Since the first newspapers began running through the first printing presses, how news was written was guided (and limited) by the printing technology itself. Over time, even as technology progressed, many of those guidelines and expectations became standardized with online content.
Now, as print newspapers are in decline and online news and blogging are taking over, content creators must scrutinize and question the efficacy of sticking to these journalistic traditions with their online writing.
The inverted pyramid
Some of the limitations of newspaper writing quite obviously don’t hold with online content. Articles need not be written to fit a certain measure of column inches. For longer articles, “Continued on Page 6” has been replaced by a “Next Page” link if the story is split up at all.
More interesting, though, is how information is traditionally organized in a news story. You might have heard of the “inverted pyramid” style of journalistic writing: pile the most important details at the beginning of the story, followed by information of decreasing interest or import as the story goes along.
In the beginning, this style was a concession to printers. If a news story started to go long and the printer knew he was going to run out of space, he would shorten the story by cutting from the end — in which case he would be cutting the least important information in the article. With the inverted pyramid, a printer should theoretically be able to continue cutting until only the first paragraph is left and the story would still make sense and contain the most important information. That’s one reason why journalism students are taught to put the five Ws — who, what, when, where, and why — as early as possible in a news article.
The online sphere
Does it make sense to continue writing in this style for online news? There are good arguments for both sides.
- It’s good for SEO. There’s quite a bit of evidence showing that search engine algorithms place higher importance on the text at the top of a page than on text at the bottom. Whether this is motivated by Google programmers’ expectations of journalistic-style writing online or by some other consideration is unknown, at least to me. Regardless, making sure information about what a web page is all about shows up near the top can improve search rankings.
- It’s good for quick consumers. Some people want just the facts. Having the most important information at the top of an article satiates the quick consumer’s desires and gets them moving along.
- It limits voice and style. Lead a reader to an important piece of information? Not likely. Start with an anecdote? Nuh-uh. Build suspense? Fuhgeddaboudit. Not only the inverted pyramid but traditional journalistic style, in general, is very limiting. It’s designed that way. The ideal journalist states uninterpreted facts in an unbiased way. That doesn’t leave much room for style or personal character to show through.
- It won’t encourage people to stay. The thing about quick consumers is that they come to a site, get the little niblet of information they need, and then leave. Generally, businesses want to attract people to their websites and keep them there. If everything a person wants is in the first paragraph or two, why read the whole thing?
Also worth considering are the psychological aspects of writing structure. Have consumers (especially those who grew up reading newspapers) come to expect traditional newspaper style to such a degree that they’re turned off by other types of presentation? Are people dubious of a more creative and nuanced presentation of information?

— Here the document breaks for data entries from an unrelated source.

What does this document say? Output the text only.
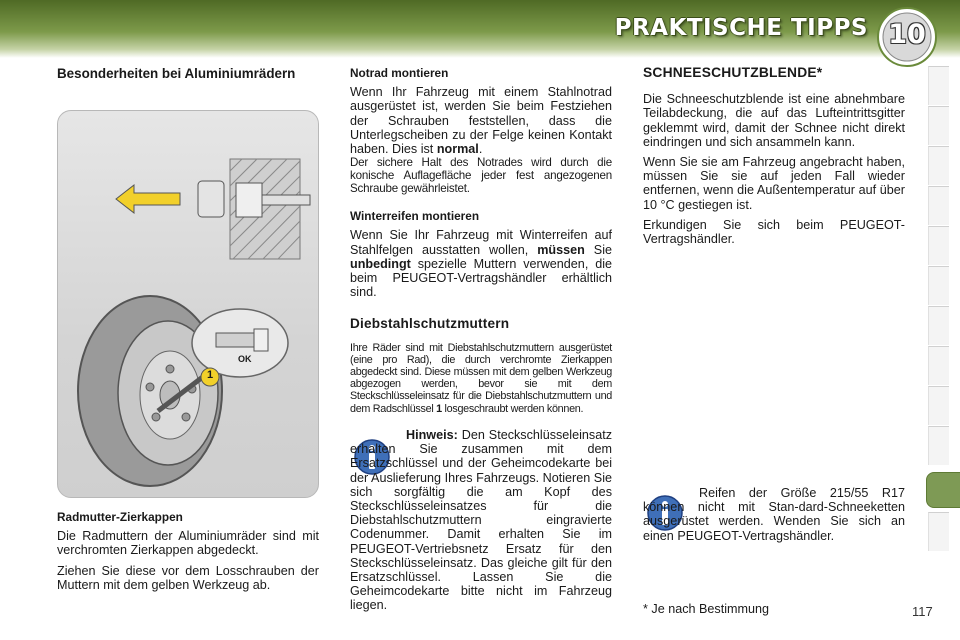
PRAKTISCHE TIPPS 10
Besonderheiten bei Aluminiumrädern
1
OK
Radmutter-Zierkappen

Die Radmuttern der Aluminiumräder sind mit verchromten Zierkappen abgedeckt.

Ziehen Sie diese vor dem Losschrauben der Muttern mit dem gelben Werkzeug ab.

Notrad montieren

Wenn Ihr Fahrzeug mit einem Stahlnotrad ausgerüstet ist, werden Sie beim Festziehen der Schrauben feststellen, dass die Unterlegscheiben zu der Felge keinen Kontakt haben. Dies ist normal.

Der sichere Halt des Notrades wird durch die konische Auflagefläche jeder fest angezogenen Schraube gewährleistet.

Winterreifen montieren

Wenn Sie Ihr Fahrzeug mit Winterreifen auf Stahlfelgen ausstatten wollen, müssen Sie unbedingt spezielle Muttern verwenden, die beim PEUGEOT-Vertragshändler erhältlich sind.

Diebstahlschutzmuttern

Ihre Räder sind mit Diebstahlschutzmuttern ausgerüstet (eine pro Rad), die durch verchromte Zierkappen abgedeckt sind. Diese müssen mit dem gelben Werkzeug abgezogen werden, bevor sie mit dem Steckschlüsseleinsatz für die Diebstahlschutzmuttern und dem Radschlüssel 1 losgeschraubt werden können.

Hinweis: Den Steckschlüsseleinsatz erhalten Sie zusammen mit dem Ersatzschlüssel und der Geheimcodekarte bei der Auslieferung Ihres Fahrzeugs. Notieren Sie sich sorgfältig die am Kopf des Steckschlüsseleinsatzes für die Diebstahlschutzmuttern eingravierte Codenummer. Damit erhalten Sie im PEUGEOT-Vertriebsnetz Ersatz für den Steckschlüsseleinsatz. Das gleiche gilt für den Ersatzschlüssel. Lassen Sie die Geheimcodekarte bitte nicht im Fahrzeug liegen.

SCHNEESCHUTZBLENDE*

Die Schneeschutzblende ist eine abnehmbare Teilabdeckung, die auf das Lufteintrittsgitter geklemmt wird, damit der Schnee nicht direkt eindringen und sich ansammeln kann.

Wenn Sie sie am Fahrzeug angebracht haben, müssen Sie sie auf jeden Fall wieder entfernen, wenn die Außentemperatur auf über 10 °C gestiegen ist.

Erkundigen Sie sich beim PEUGEOT-Vertragshändler.

Reifen der Größe 215/55 R17 können nicht mit Stan-dard-Schneeketten ausgerüstet werden. Wenden Sie sich an einen PEUGEOT-Vertragshändler.

* Je nach Bestimmung	117
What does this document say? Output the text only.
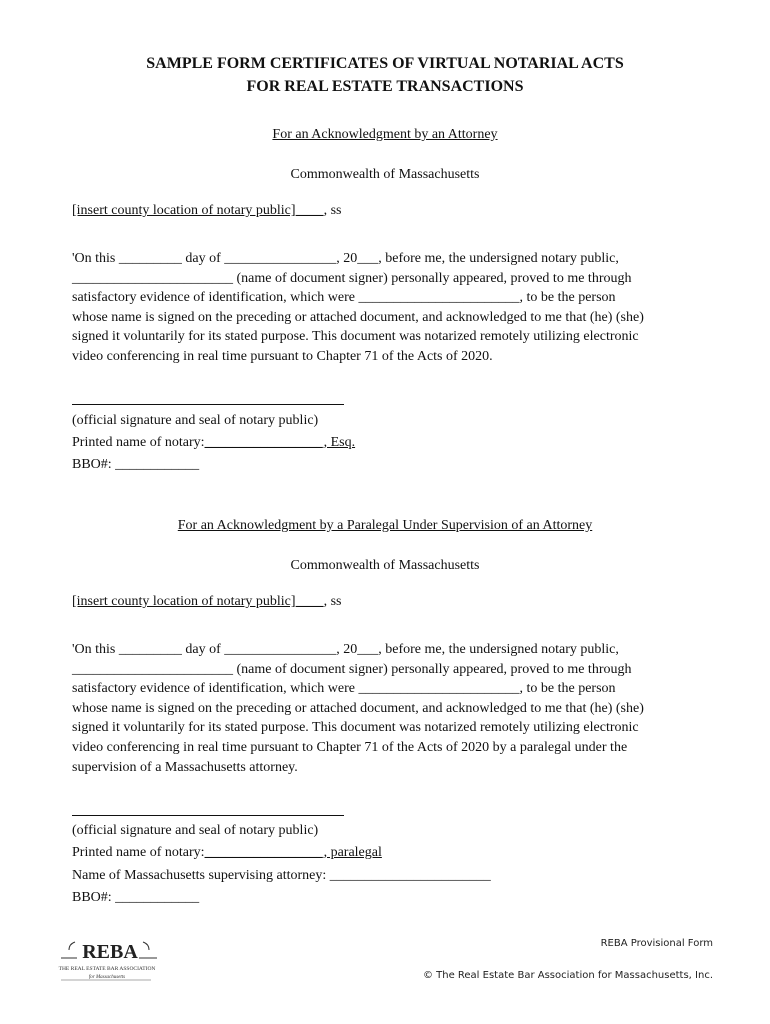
SAMPLE FORM CERTIFICATES OF VIRTUAL NOTARIAL ACTS
FOR REAL ESTATE TRANSACTIONS
For an Acknowledgment by an Attorney
Commonwealth of Massachusetts
[insert county location of notary public]____, ss
'On this _________ day of ________________, 20___, before me, the undersigned notary public,
_______________________ (name of document signer) personally appeared, proved to me through
satisfactory evidence of identification, which were _______________________, to be the person
whose name is signed on the preceding or attached document, and acknowledged to me that (he) (she)
signed it voluntarily for its stated purpose. This document was notarized remotely utilizing electronic
video conferencing in real time pursuant to Chapter 71 of the Acts of 2020.
(official signature and seal of notary public)
Printed name of notary:_________________, Esq.
BBO#: ____________
For an Acknowledgment by a Paralegal Under Supervision of an Attorney
Commonwealth of Massachusetts
[insert county location of notary public]____, ss
'On this _________ day of ________________, 20___, before me, the undersigned notary public,
_______________________ (name of document signer) personally appeared, proved to me through
satisfactory evidence of identification, which were _______________________, to be the person
whose name is signed on the preceding or attached document, and acknowledged to me that (he) (she)
signed it voluntarily for its stated purpose. This document was notarized remotely utilizing electronic
video conferencing in real time pursuant to Chapter 71 of the Acts of 2020 by a paralegal under the
supervision of a Massachusetts attorney.
(official signature and seal of notary public)
Printed name of notary:_________________, paralegal
Name of Massachusetts supervising attorney: _______________________
BBO#: ____________
REBA
THE REAL ESTATE BAR ASSOCIATION
for Massachusetts
REBA Provisional Form
© The Real Estate Bar Association for Massachusetts, Inc.
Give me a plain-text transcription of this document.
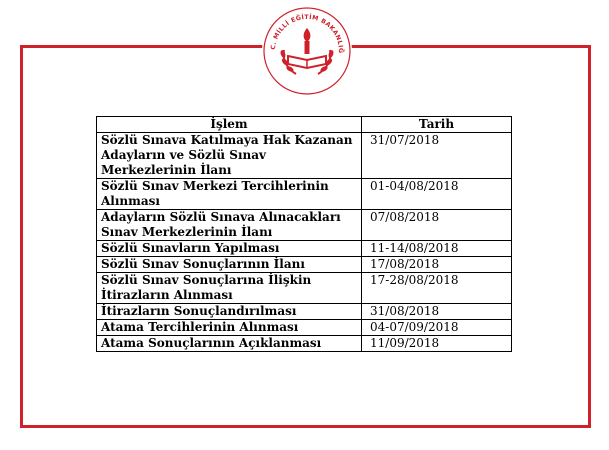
C. MİLLİ EĞİTİM BAKANLIĞ
İşlem	Tarih
Sözlü Sınava Katılmaya Hak Kazanan Adayların ve Sözlü Sınav Merkezlerinin İlanı	31/07/2018
Sözlü Sınav Merkezi Tercihlerinin Alınması	01-04/08/2018
Adayların Sözlü Sınava Alınacakları Sınav Merkezlerinin İlanı	07/08/2018
Sözlü Sınavların Yapılması	11-14/08/2018
Sözlü Sınav Sonuçlarının İlanı	17/08/2018
Sözlü Sınav Sonuçlarına İlişkin İtirazların Alınması	17-28/08/2018
İtirazların Sonuçlandırılması	31/08/2018
Atama Tercihlerinin Alınması	04-07/09/2018
Atama Sonuçlarının Açıklanması	11/09/2018
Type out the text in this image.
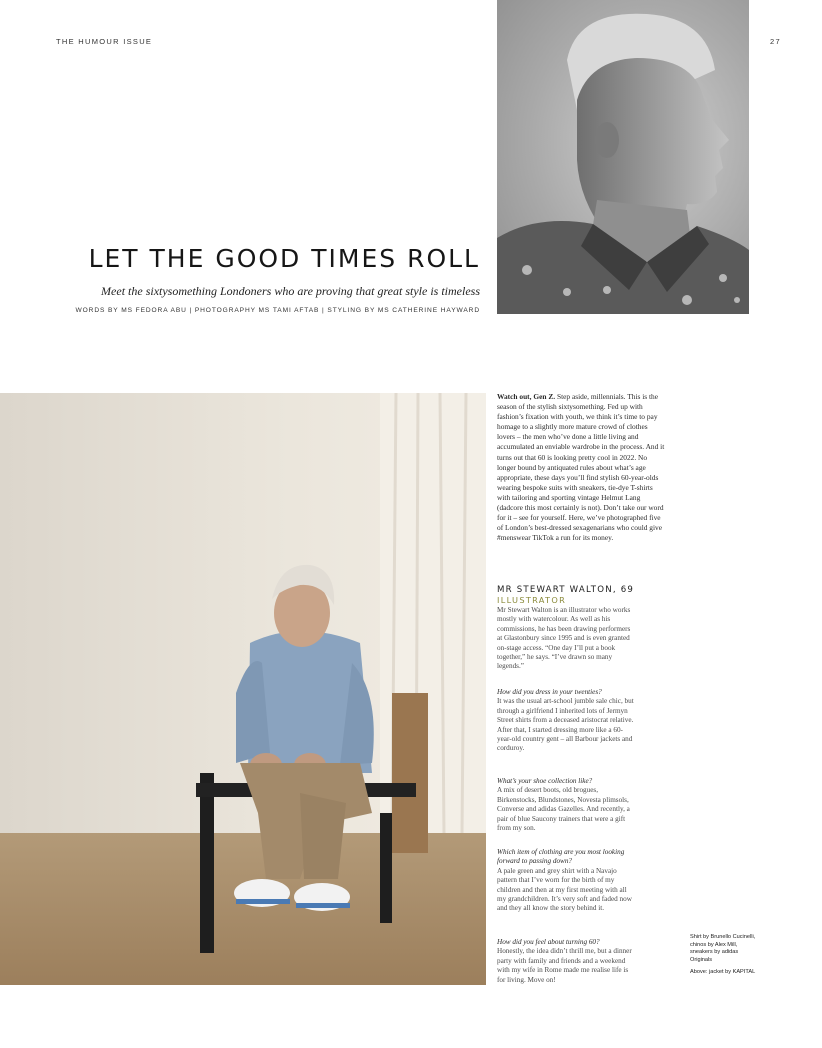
THE HUMOUR ISSUE	27
LET THE GOOD TIMES ROLL

Meet the sixtysomething Londoners who are proving that great style is timeless

WORDS BY MS FEDORA ABU | PHOTOGRAPHY MS TAMI AFTAB | STYLING BY MS CATHERINE HAYWARD
Watch out, Gen Z. Step aside, millennials. This is the season of the stylish sixtysomething. Fed up with fashion’s fixation with youth, we think it’s time to pay homage to a slightly more mature crowd of clothes lovers – the men who’ve done a little living and accumulated an enviable wardrobe in the process. And it turns out that 60 is looking pretty cool in 2022. No longer bound by antiquated rules about what’s age appropriate, these days you’ll find stylish 60-year-olds wearing bespoke suits with sneakers, tie-dye T-shirts with tailoring and sporting vintage Helmut Lang (dadcore this most certainly is not). Don’t take our word for it – see for yourself. Here, we’ve photographed five of London’s best-dressed sexagenarians who could give #menswear TikTok a run for its money.
MR STEWART WALTON, 69
ILLUSTRATOR
Mr Stewart Walton is an illustrator who works mostly with watercolour. As well as his commissions, he has been drawing performers at Glastonbury since 1995 and is even granted on-stage access. “One day I’ll put a book together,” he says. “I’ve drawn so many legends.”
How did you dress in your twenties?
It was the usual art-school jumble sale chic, but through a girlfriend I inherited lots of Jermyn Street shirts from a deceased aristocrat relative. After that, I started dressing more like a 60-year-old country gent – all Barbour jackets and corduroy.
What’s your shoe collection like?
A mix of desert boots, old brogues, Birkenstocks, Blundstones, Novesta plimsols, Converse and adidas Gazelles. And recently, a pair of blue Saucony trainers that were a gift from my son.
Which item of clothing are you most looking forward to passing down?
A pale green and grey shirt with a Navajo pattern that I’ve worn for the birth of my children and then at my first meeting with all my grandchildren. It’s very soft and faded now and they all know the story behind it.
How did you feel about turning 60?
Honestly, the idea didn’t thrill me, but a dinner party with family and friends and a weekend with my wife in Rome made me realise life is for living. Move on!
Shirt by Brunello Cucinelli, chinos by Alex Mill, sneakers by adidas Originals
Above: jacket by KAPITAL
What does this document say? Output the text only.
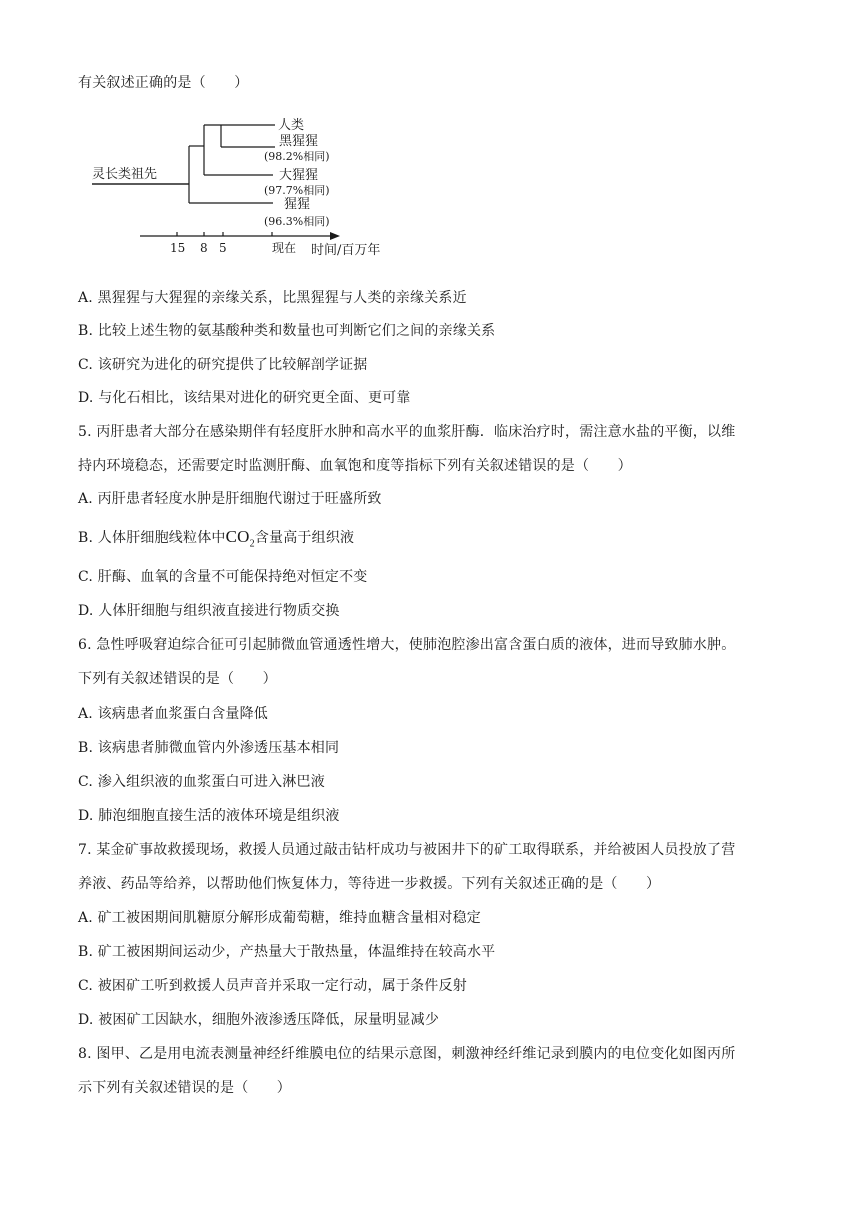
有关叙述正确的是（　　）
灵长类祖先
人类
黑猩猩
(98.2%相同)
大猩猩
(97.7%相同)
猩猩
(96.3%相同)
15 8 5	现在 时间/百万年
A. 黑猩猩与大猩猩的亲缘关系，比黑猩猩与人类的亲缘关系近
B. 比较上述生物的氨基酸种类和数量也可判断它们之间的亲缘关系
C. 该研究为进化的研究提供了比较解剖学证据
D. 与化石相比，该结果对进化的研究更全面、更可靠
5. 丙肝患者大部分在感染期伴有轻度肝水肿和高水平的血浆肝酶．临床治疗时，需注意水盐的平衡，以维
持内环境稳态，还需要定时监测肝酶、血氧饱和度等指标下列有关叙述错误的是（　　）
A. 丙肝患者轻度水肿是肝细胞代谢过于旺盛所致
B. 人体肝细胞线粒体中$CO_2$含量高于组织液
C. 肝酶、血氧的含量不可能保持绝对恒定不变
D. 人体肝细胞与组织液直接进行物质交换
6. 急性呼吸窘迫综合征可引起肺微血管通透性增大，使肺泡腔渗出富含蛋白质的液体，进而导致肺水肿。
下列有关叙述错误的是（　　）
A. 该病患者血浆蛋白含量降低
B. 该病患者肺微血管内外渗透压基本相同
C. 渗入组织液的血浆蛋白可进入淋巴液
D. 肺泡细胞直接生活的液体环境是组织液
7. 某金矿事故救援现场，救援人员通过敲击钻杆成功与被困井下的矿工取得联系，并给被困人员投放了营
养液、药品等给养，以帮助他们恢复体力，等待进一步救援。下列有关叙述正确的是（　　）
A. 矿工被困期间肌糖原分解形成葡萄糖，维持血糖含量相对稳定
B. 矿工被困期间运动少，产热量大于散热量，体温维持在较高水平
C. 被困矿工听到救援人员声音并采取一定行动，属于条件反射
D. 被困矿工因缺水，细胞外液渗透压降低，尿量明显减少
8. 图甲、乙是用电流表测量神经纤维膜电位的结果示意图，刺激神经纤维记录到膜内的电位变化如图丙所
示下列有关叙述错误的是（　　）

Squaring away your content
Theoretical and philosophical debates are fun, sure, but, eventually, you’ll need to do something. The truth is that people on the Internet are so diverse that there’s room enough for everybody — from the headline hopper to the long-form lover. If you want to get the most out of your online content, your audience’s preferences are more important than your own.
So how do you know what your customers want?
It’s probably in your website analytics already; take a look. High page views but low time-on-site or an overall high bounce rate both can indicate quick consumers — people are finding what they need on your site and then leaving. The longer time spent on a page means people are reading the articles to the end. People who consume the entire post are also more likely to leave comments — they’ve already invested their time, so why not make the most of it? — so a healthy pattern of comments is indicative of consumers who read entire articles.
If your site visitor count isn’t what you want it to be, you might want to take a more focused look at your writing style and run some tests. Try a week of writing in a traditional news style followed by a week of more creative nonfiction. Watch the numbers for those two weeks and see which one gives you the outcome you prefer.
What about you? When you write content bound for the Web, do you think more like a reporter — an unbiased presenter of facts — or as a creative writer — thinking in terms of telling stories that hold a reader’s interest to the end?